Inoltre Algi ignora, o più probabilmente finge di ignorare, l’ampia letteratura relativa al fatto che grandi imprese, con un elevato grado di monopolio (price makers, per gli anglofoni) – se pure non selezionino certo il prezzo più basso possibile – possono però praticare prezzi più bassi di quelli che si avrebbero in concorrenza perfetta in quanto le economie di scala riducono in misura spesso eclatante i loro costi di produzione. L’esistenza delle economie di scala – come convincentemente spiegato da Martin Weitzman4 – impedisce ai disoccupati di presentarsi sul mercato come produttori individuali o anche di consorziarsi in piccole cooperative di produttori in quanto i costi di produzione di tali intraprese sarebbero assolutamente non competitivi con quelli delle grandi imprese. Le imprese, inoltre, non possono percepire la domanda potenziale di beni e servizi che i disoccupati effettuerebbero, qualora fossero invece occupati, e dunque – producendo quanto serve a soddisfare la domanda effettiva – non hanno alcun motivo per aumentare l’occupazione: i disoccupati rimangono tali, con buona pace di chi sostiene che un libero mercato del lavoro azzererebbe in breve tempo la disoccupazione involontaria5. Si tratta di una vecchia teoria sepolta dall’evidenza di milioni di disoccupati in disperata ricerca di lavoro negli anni trenta negli USA ma riesumata dai “nuovi” economisti classici per cantare le lodi del libero mercato e soprattutto per sostenere che chi è disoccupato lo è per sua libera scelta.

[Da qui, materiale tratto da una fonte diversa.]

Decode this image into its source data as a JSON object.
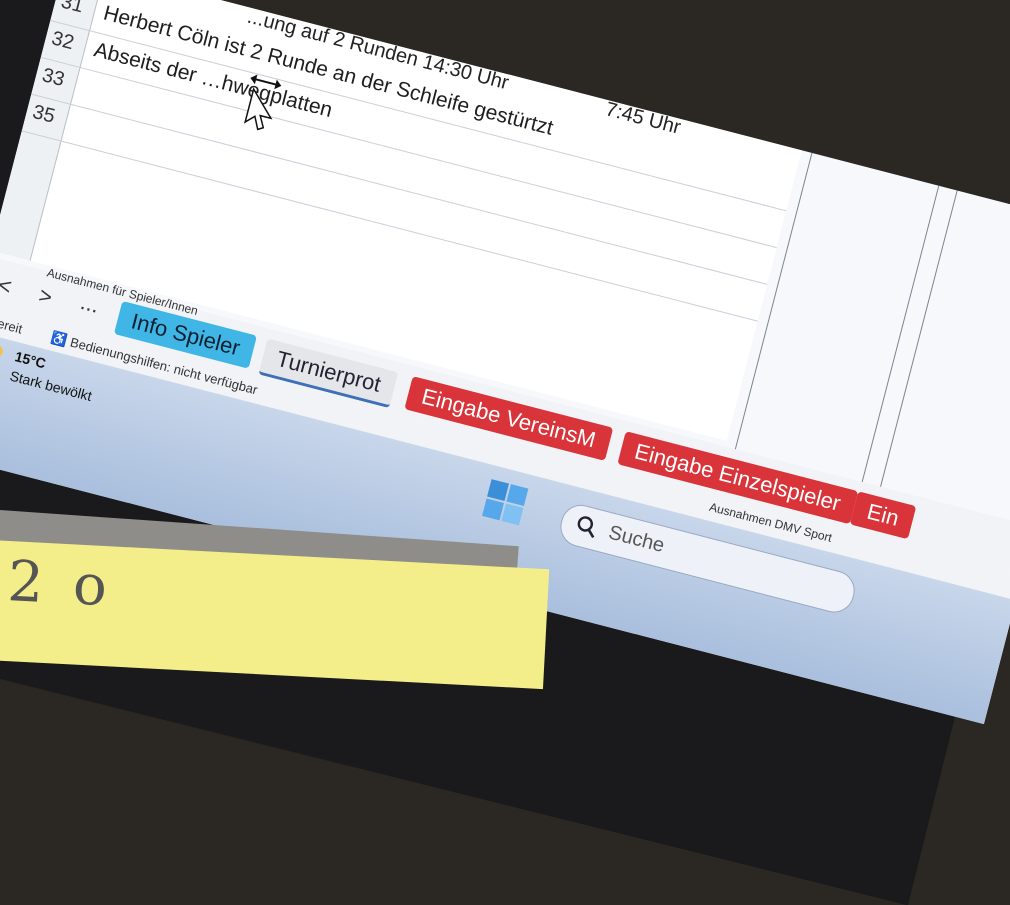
{
  "sheet": {
    "header_fragments": {
      "top_time": "7:45 Uhr",
      "top_line": "...ung auf  2 Runden 14:30 Uhr"
    },
    "rows": [
      {
        "num": "31",
        "text": "Herbert Cöln ist 2 Runde an der Schleife gestürtzt"
      },
      {
        "num": "32",
        "text": "Abseits der …hwegplatten"
      },
      {
        "num": "33",
        "text": ""
      },
      {
        "num": "35",
        "text": ""
      }
    ],
    "right_note": "Ausnahmen DMV Sport",
    "tab_header_note": "Ausnahmen für Spieler/Innen"
  },
  "tabs": {
    "nav_prev": "<",
    "nav_next": ">",
    "nav_more": "...",
    "items": [
      {
        "label": "Info Spieler",
        "style": "cyan"
      },
      {
        "label": "Turnierprot",
        "style": "plain"
      },
      {
        "label": "Eingabe VereinsM",
        "style": "red"
      },
      {
        "label": "Eingabe Einzelspieler",
        "style": "red"
      },
      {
        "label": "Ein",
        "style": "red"
      }
    ]
  },
  "status": {
    "ready": "Bereit",
    "accessibility": "Bedienungshilfen: nicht verfügbar"
  },
  "taskbar": {
    "temperature": "15°C",
    "condition": "Stark bewölkt",
    "search_placeholder": "Suche"
  },
  "colors": {
    "tab_cyan": "#3fb6e6",
    "tab_red": "#d8343a",
    "taskbar": "#b8cbe4"
  }
}
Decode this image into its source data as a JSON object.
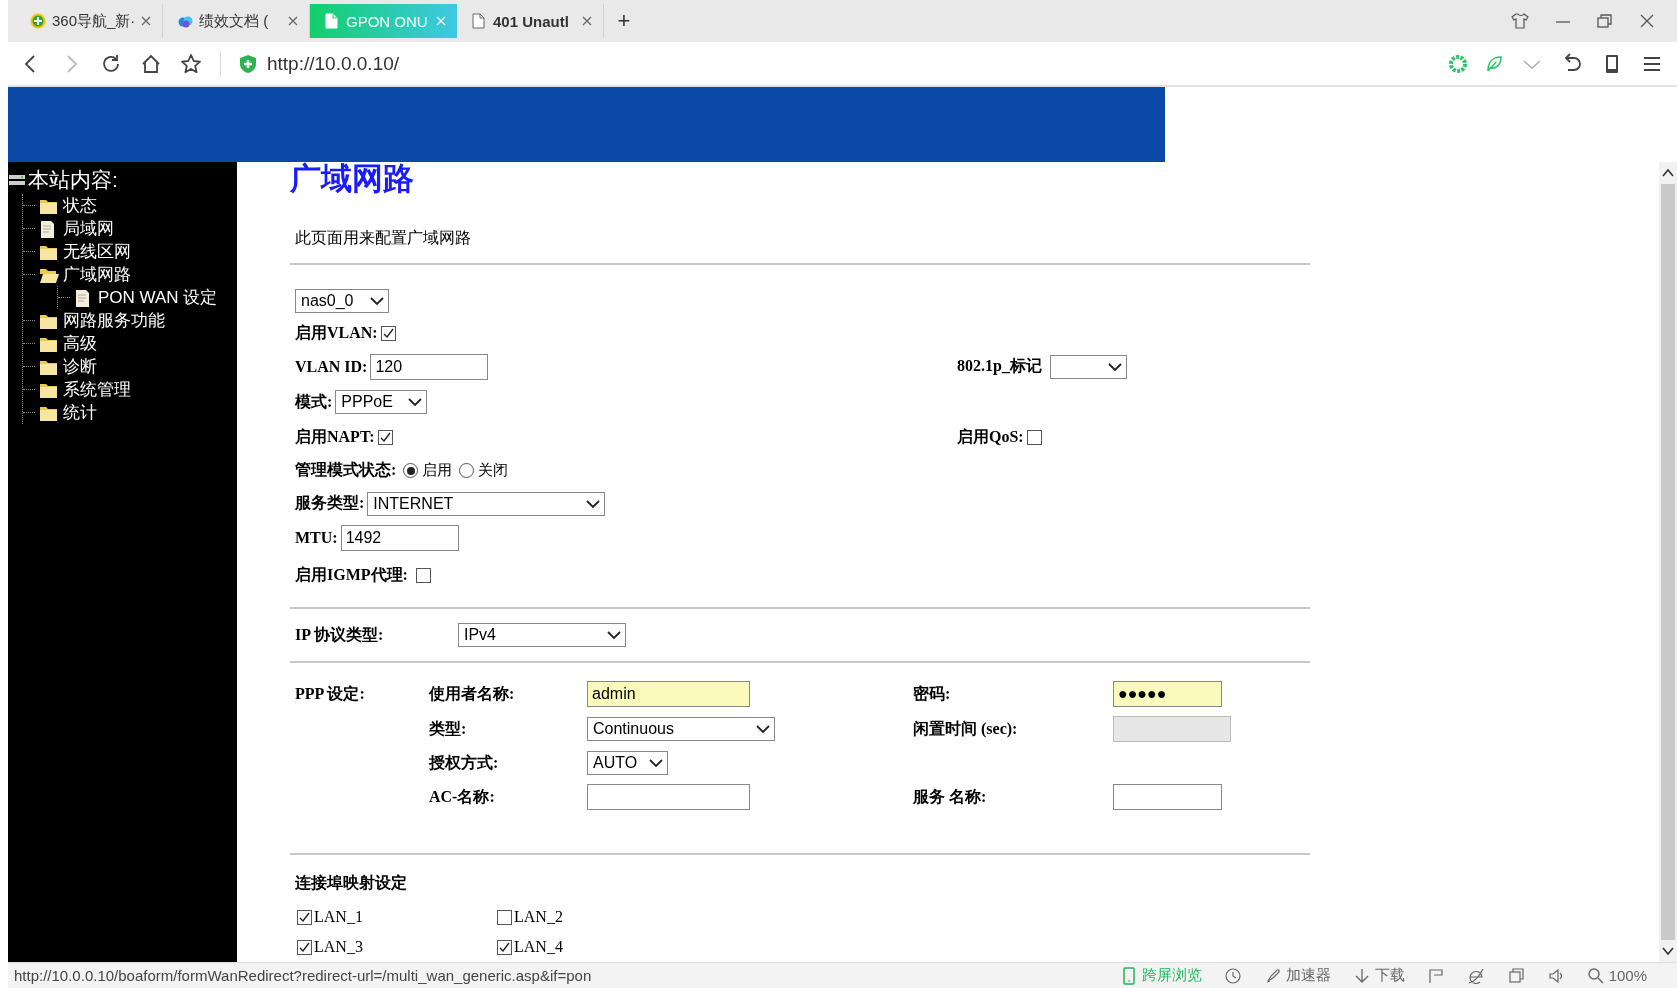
{
  "browser": {
    "tabs": [
      {
        "label": "360导航_新·",
        "selected": false
      },
      {
        "label": "绩效文档 (",
        "selected": false
      },
      {
        "label": "GPON ONU",
        "selected": true
      },
      {
        "label": "401 Unautl",
        "selected": false
      }
    ],
    "new_tab": "+",
    "url": "http://10.0.0.10/"
  },
  "sidebar": {
    "title": "本站内容:",
    "items": [
      {
        "label": "状态",
        "kind": "folder"
      },
      {
        "label": "局域网",
        "kind": "page"
      },
      {
        "label": "无线区网",
        "kind": "folder"
      },
      {
        "label": "广域网路",
        "kind": "folder-open",
        "children": [
          {
            "label": "PON WAN 设定",
            "kind": "page"
          }
        ]
      },
      {
        "label": "网路服务功能",
        "kind": "folder"
      },
      {
        "label": "高级",
        "kind": "folder"
      },
      {
        "label": "诊断",
        "kind": "folder"
      },
      {
        "label": "系统管理",
        "kind": "folder"
      },
      {
        "label": "统计",
        "kind": "folder"
      }
    ]
  },
  "form": {
    "title": "广域网路",
    "description": "此页面用来配置广域网路",
    "interface": "nas0_0",
    "vlan_enable": {
      "label": "启用VLAN:",
      "checked": true
    },
    "vlan_id": {
      "label": "VLAN ID:",
      "value": "120"
    },
    "priority": {
      "label": "802.1p_标记"
    },
    "mode": {
      "label": "模式:",
      "value": "PPPoE"
    },
    "napt": {
      "label": "启用NAPT:",
      "checked": true
    },
    "qos": {
      "label": "启用QoS:",
      "checked": false
    },
    "admin_state": {
      "label": "管理模式状态:",
      "options": [
        {
          "label": "启用",
          "selected": true
        },
        {
          "label": "关闭",
          "selected": false
        }
      ]
    },
    "service_type": {
      "label": "服务类型:",
      "value": "INTERNET"
    },
    "mtu": {
      "label": "MTU:",
      "value": "1492"
    },
    "igmp": {
      "label": "启用IGMP代理:",
      "checked": false
    },
    "ip_protocol": {
      "label": "IP 协议类型:",
      "value": "IPv4"
    },
    "ppp": {
      "heading": "PPP 设定:",
      "rows": [
        {
          "cells": [
            {
              "label": "使用者名称:",
              "kind": "text",
              "value": "admin",
              "autofilled": true
            },
            {
              "label": "密码:",
              "kind": "text",
              "value": "●●●●●",
              "autofilled": true
            }
          ]
        },
        {
          "cells": [
            {
              "label": "类型:",
              "kind": "select",
              "value": "Continuous"
            },
            {
              "label": "闲置时间 (sec):",
              "kind": "text",
              "disabled": true
            }
          ]
        },
        {
          "cells": [
            {
              "label": "授权方式:",
              "kind": "select",
              "value": "AUTO"
            }
          ]
        },
        {
          "cells": [
            {
              "label": "AC-名称:",
              "kind": "text"
            },
            {
              "label": "服务 名称:",
              "kind": "text"
            }
          ]
        }
      ]
    },
    "port_mapping": {
      "heading": "连接埠映射设定",
      "ports": [
        {
          "label": "LAN_1",
          "checked": true
        },
        {
          "label": "LAN_2",
          "checked": false
        },
        {
          "label": "LAN_3",
          "checked": true
        },
        {
          "label": "LAN_4",
          "checked": true
        }
      ]
    }
  },
  "status_bar": {
    "url": "http://10.0.0.10/boaform/formWanRedirect?redirect-url=/multi_wan_generic.asp&if=pon",
    "items": [
      "跨屏浏览",
      "加速器",
      "下载",
      "100%"
    ]
  }
}
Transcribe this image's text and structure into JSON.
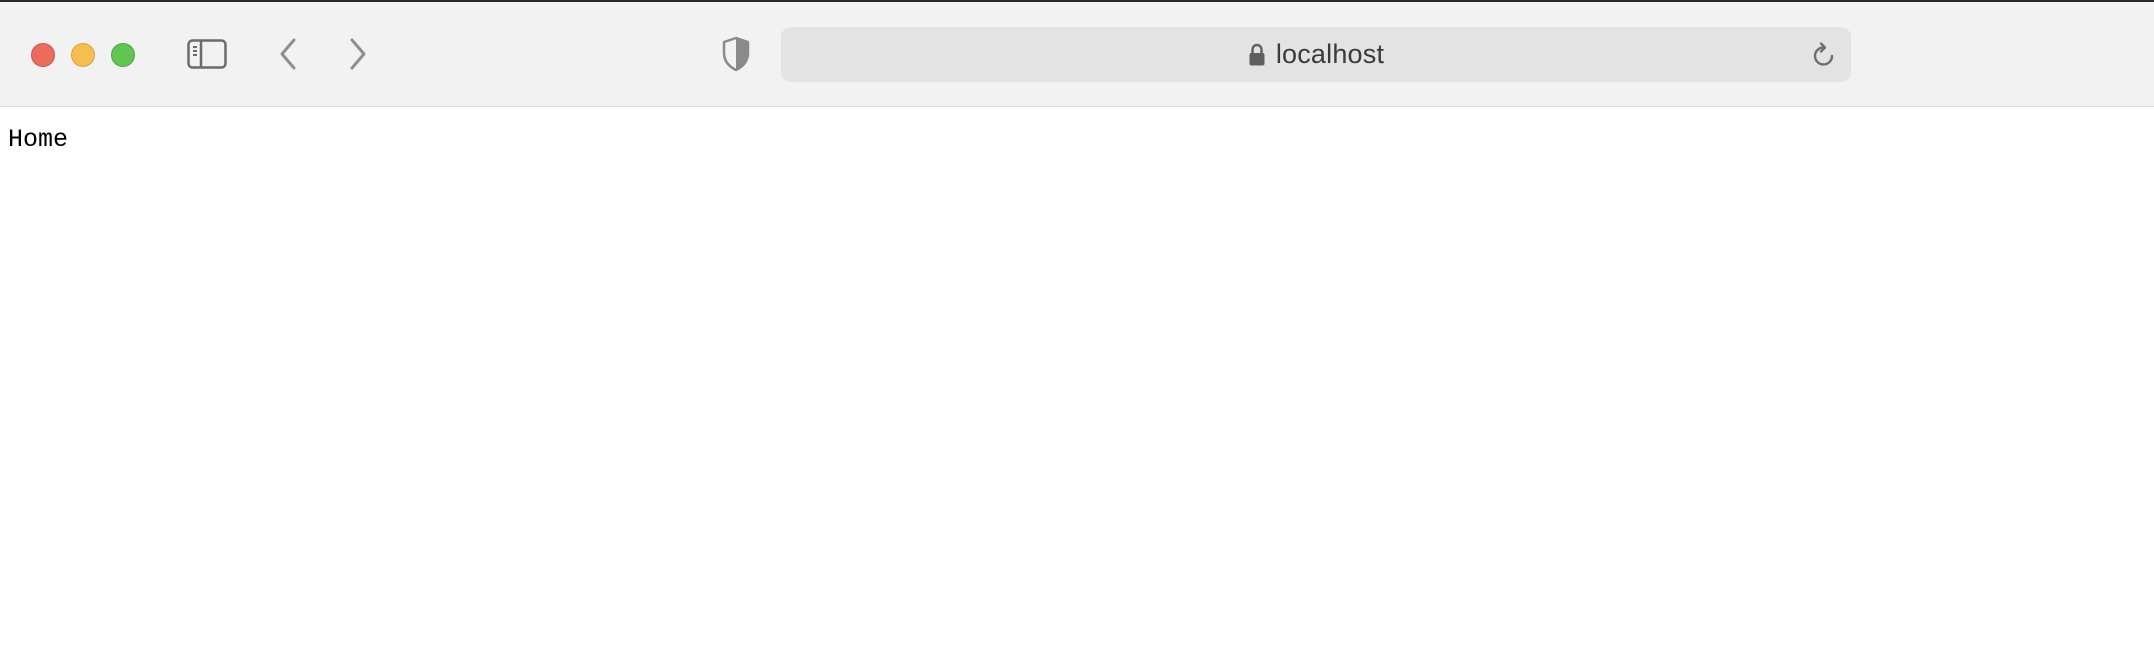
{
  "browser": {
    "address_bar": {
      "url": "localhost",
      "secure_icon": "lock-icon"
    },
    "traffic_lights": {
      "close_color": "#ed6a5e",
      "minimize_color": "#f5bf4f",
      "maximize_color": "#61c554"
    },
    "toolbar_icons": [
      "sidebar-icon",
      "back-chevron-icon",
      "forward-chevron-icon",
      "shield-icon",
      "reload-icon"
    ]
  },
  "page": {
    "link_text": "Home"
  }
}
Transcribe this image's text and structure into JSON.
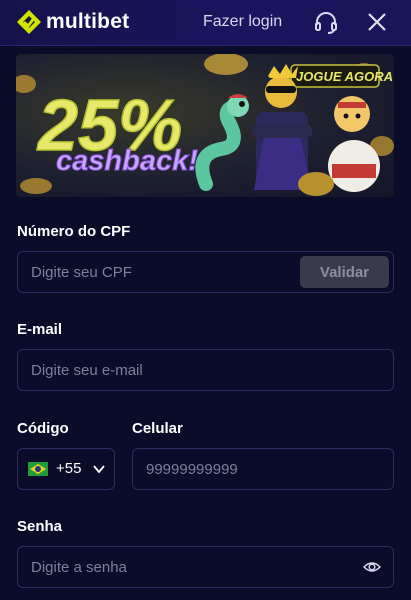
{
  "header": {
    "logo_text": "multibet",
    "login_label": "Fazer login"
  },
  "banner": {
    "headline": "25%",
    "subline": "cashback!",
    "cta_label": "JOGUE AGORA"
  },
  "form": {
    "cpf": {
      "label": "Número do CPF",
      "placeholder": "Digite seu CPF",
      "validate_label": "Validar"
    },
    "email": {
      "label": "E-mail",
      "placeholder": "Digite seu e-mail"
    },
    "code": {
      "label": "Código",
      "value": "+55"
    },
    "phone": {
      "label": "Celular",
      "placeholder": "99999999999"
    },
    "password": {
      "label": "Senha",
      "placeholder": "Digite a senha"
    }
  },
  "colors": {
    "accent": "#d4e600",
    "background": "#0b0b2a",
    "header": "#1b1560",
    "field_border": "#2e2e5e"
  },
  "icons": {
    "logo": "multibet-logo-icon",
    "support": "headset-icon",
    "close": "close-icon",
    "flag": "brazil-flag-icon",
    "dropdown": "chevron-down-icon",
    "password_toggle": "eye-icon"
  }
}
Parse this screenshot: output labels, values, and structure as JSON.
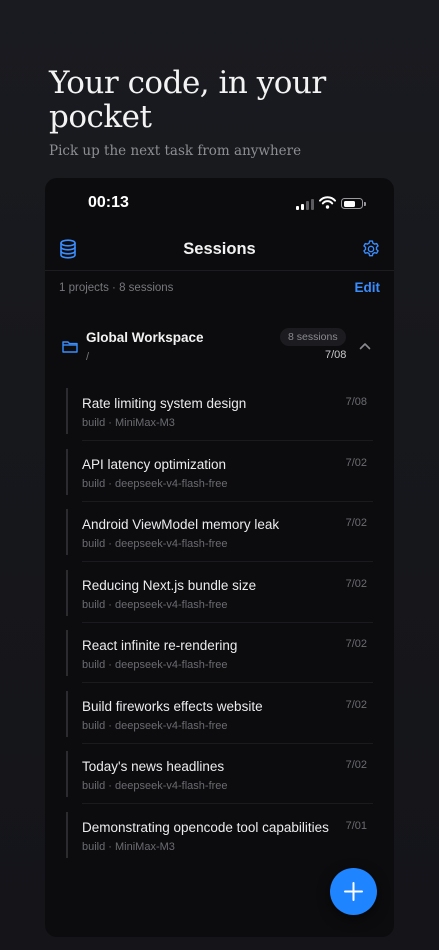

Ma se pensate che le difficoltà cui oggi vanno incontro i lavoratori siano dovute alle distorsioni del mercato del lavoro indotte dall’esistenza di grandi imprese e soprattutto dei sindacati (tutte le volte che Algi li cita lo fa sempre con accenti fortemente critici), sentite cosa diceva il regolamento di fabbrica di un’impresa tessile del Biellese nel 1900, quando non c’erano vincoli nel mercato del lavoro e salario e quantità di lavoro erano determinati dall’incontro di domanda e offerta di lavoro: “Le giornate lavorative dell’anno sono: tutte”; e poi “Le ore di lavoro giornaliere sono 14”. Happy days. Forse qualche laccio o lacciolo nel mercato del lavoro e un po’ di sindacato non apportano sempre e solo danni al benessere collettivo.

In conclusione, Algi argomenta, a seconda di ciò che meglio supporta le sue opinioni, a volte citando i vantaggi e le meraviglie della concorrenza, a volte quelle del mercato così com’è (e, specularmente, occultandone difetti e nocività). Ma quel che gli importa davvero sono la concorrenza sul mercato del lavoro e la privatizzazione selvaggia: infatti, a pag. 115 si legge “liberalizzare il mercato del lavoro è talmente importante che, se ci si riuscirà, gli altri sembreranno peccati veniali” e, poco prima, a pag. 106 “Insomma, il monopolista pubblico è più pericoloso di quello privato”. Ogni giorno se ne impara una nuova: quest’ultima, infatti, in tanti anni che mi occupo di economia, non la avevo ancora sentita (o, quantomeno, non la avevo ancora vista messa per iscritto).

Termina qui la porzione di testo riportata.